A rofi-wayland frontend for ZX2C4 pass project. The original repo is not very actively maintained to i decided to give it a go.

Main goal - provide frontend for pass, while keeping it a small, readable single-file script.

Password entry submenu:

Features:

• Create / Read / Update / Delete / move / copy password store entries
• Generate new passwords for entries
• Copy / type individual fields (or autotype based on autotype field) of selected entry
• Support for different password store roots (e.g. personal & work)
• Open URLs of entries with hotkey
• Generate and display QR code directly in rofi (qrencode needed).
• Generate and autotype in OTPs
• Extensive configuration (see ./config.example)
• Clean codebase, linted with shellcheck and formatted with shfmt

Use default binding Alt h to see available bindings. And pass --help | -h flag to this script to see all available flags.

• ZX2C4 pass
• rofi-wayland
• wtype
• wl-clipboard
• qrencode (optional: for generating and displaying pass qrcode)
• pass-otp (optional: for OTPs)

Install from AUR (rofi-pass-wayland-git) or copy rofi-pass script to dir in your $PATH. Script has all needed defaults, but if you want to customise further you can pass your config to the script with one of the following ways:

• $HOME/.config/rofi-pass/config
• ROFI_PASS_CONFIG="/path/to/config" env var.

See example configuration in config.example file.

Default autotype value is user :tab pass. In case you don’t have user: field in your password file it will take value of default_user from your config (defaults to output of command whoami). Or you can set default_user to :basename and autotype will always type basename of password file as username. (i.e. for foo/bar/site.com/jack it will type jack as username)
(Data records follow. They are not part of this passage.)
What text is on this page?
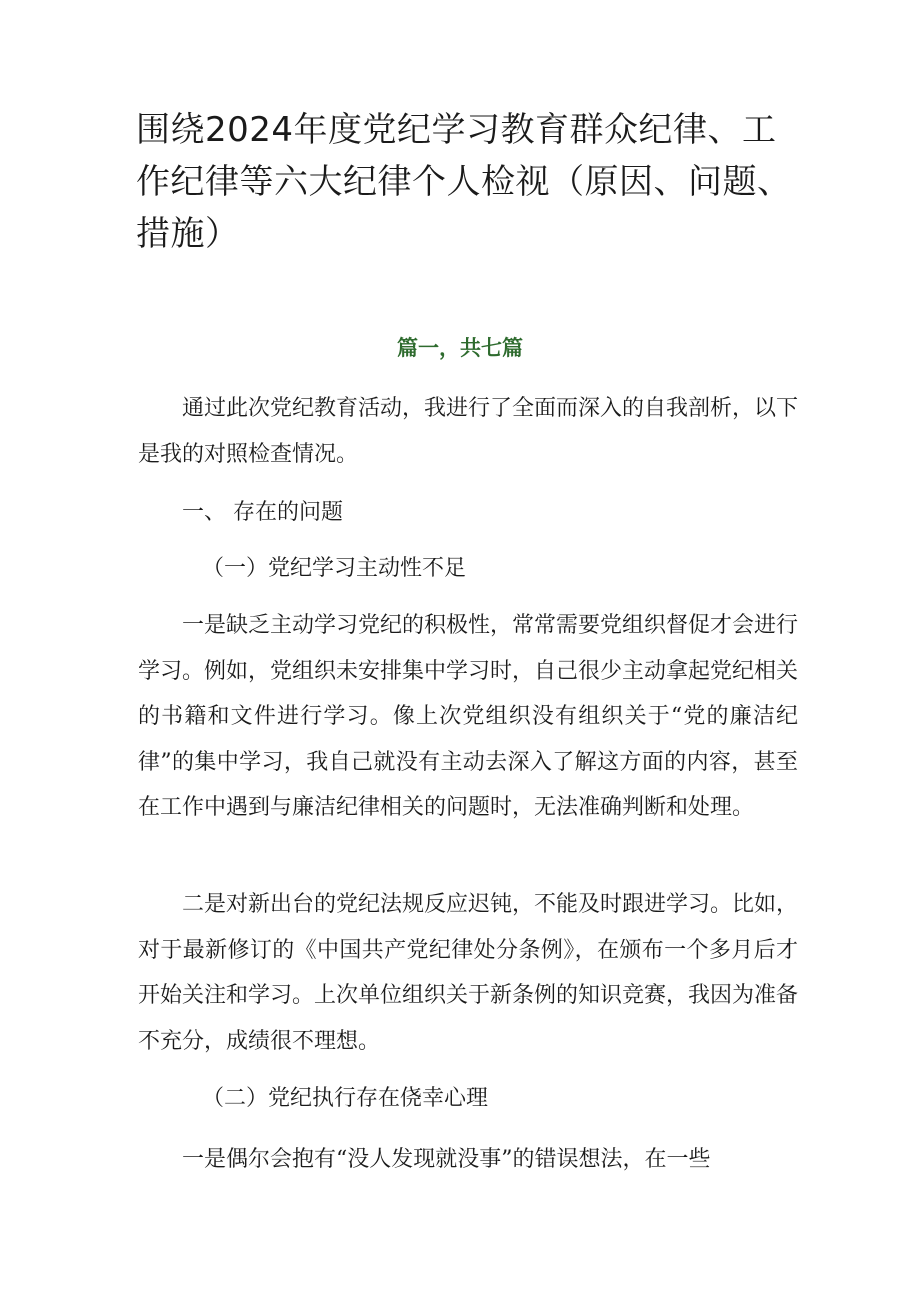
围绕2024年度党纪学习教育群众纪律、工作纪律等六大纪律个人检视（原因、问题、措施）
篇一，共七篇

通过此次党纪教育活动，我进行了全面而深入的自我剖析，以下是我的对照检查情况。

一、 存在的问题
（一）党纪学习主动性不足

一是缺乏主动学习党纪的积极性，常常需要党组织督促才会进行学习。例如，党组织未安排集中学习时，自己很少主动拿起党纪相关的书籍和文件进行学习。像上次党组织没有组织关于“党的廉洁纪律”的集中学习，我自己就没有主动去深入了解这方面的内容，甚至在工作中遇到与廉洁纪律相关的问题时，无法准确判断和处理。

二是对新出台的党纪法规反应迟钝，不能及时跟进学习。比如，对于最新修订的《中国共产党纪律处分条例》，在颁布一个多月后才开始关注和学习。上次单位组织关于新条例的知识竞赛，我因为准备不充分，成绩很不理想。

（二）党纪执行存在侥幸心理

一是偶尔会抱有“没人发现就没事”的错误想法，在一些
Example of password store file with autotyping of more than one field, using the autotype entry:

# mail/gmail/[email protected]
de_password
user: MyUser
SomeField: foobar
AnotherField: barfoo
url: http://my.url.foo
# self-explanatory - :tab, :space (might be useful for checkboxes), :enter
# :delay - sleep before proceeding further
# :otp - generate and type an OTP
# path - fill in path of that password entry (in this case
#   mail/gmail/[email protected])
autotype: SomeField :tab user :tab AnotherField :tab pass :space :enter

The format for OTPs should either compatible with pass-otp(1) - otpauth://[...].

Or it should define a method for generating OTPs:

otp_method: /opt/obscure-otp-generator/oog --some-option some args

To access passwords your GPG agent needs to have unlocked your secret key you’re using to encrypt your passwords with. If the secret key hasn’t been unlocked yet it will prompt for the secret key password using pinentry. If pinentry is configured to read from a tty then rofi-pass will hang indefinitely. To fix this you need to configure gpg to use a gui version of pinentry. Afterwards you may have to kill the GPG agent if it’s still in a bad state: killall -9 gpg-agent.

If you have ‘notify’ option set to false in config (it’s a default) you might sometimes just not see some ‘Failure’ messages and just see the script silently exiting after you tried some action.

The script isn’t aiming to cover and display all even most obvious user errors, like not initialized password store in given directory or just non-existant dir. Try running this script form console directly and see displayed errors.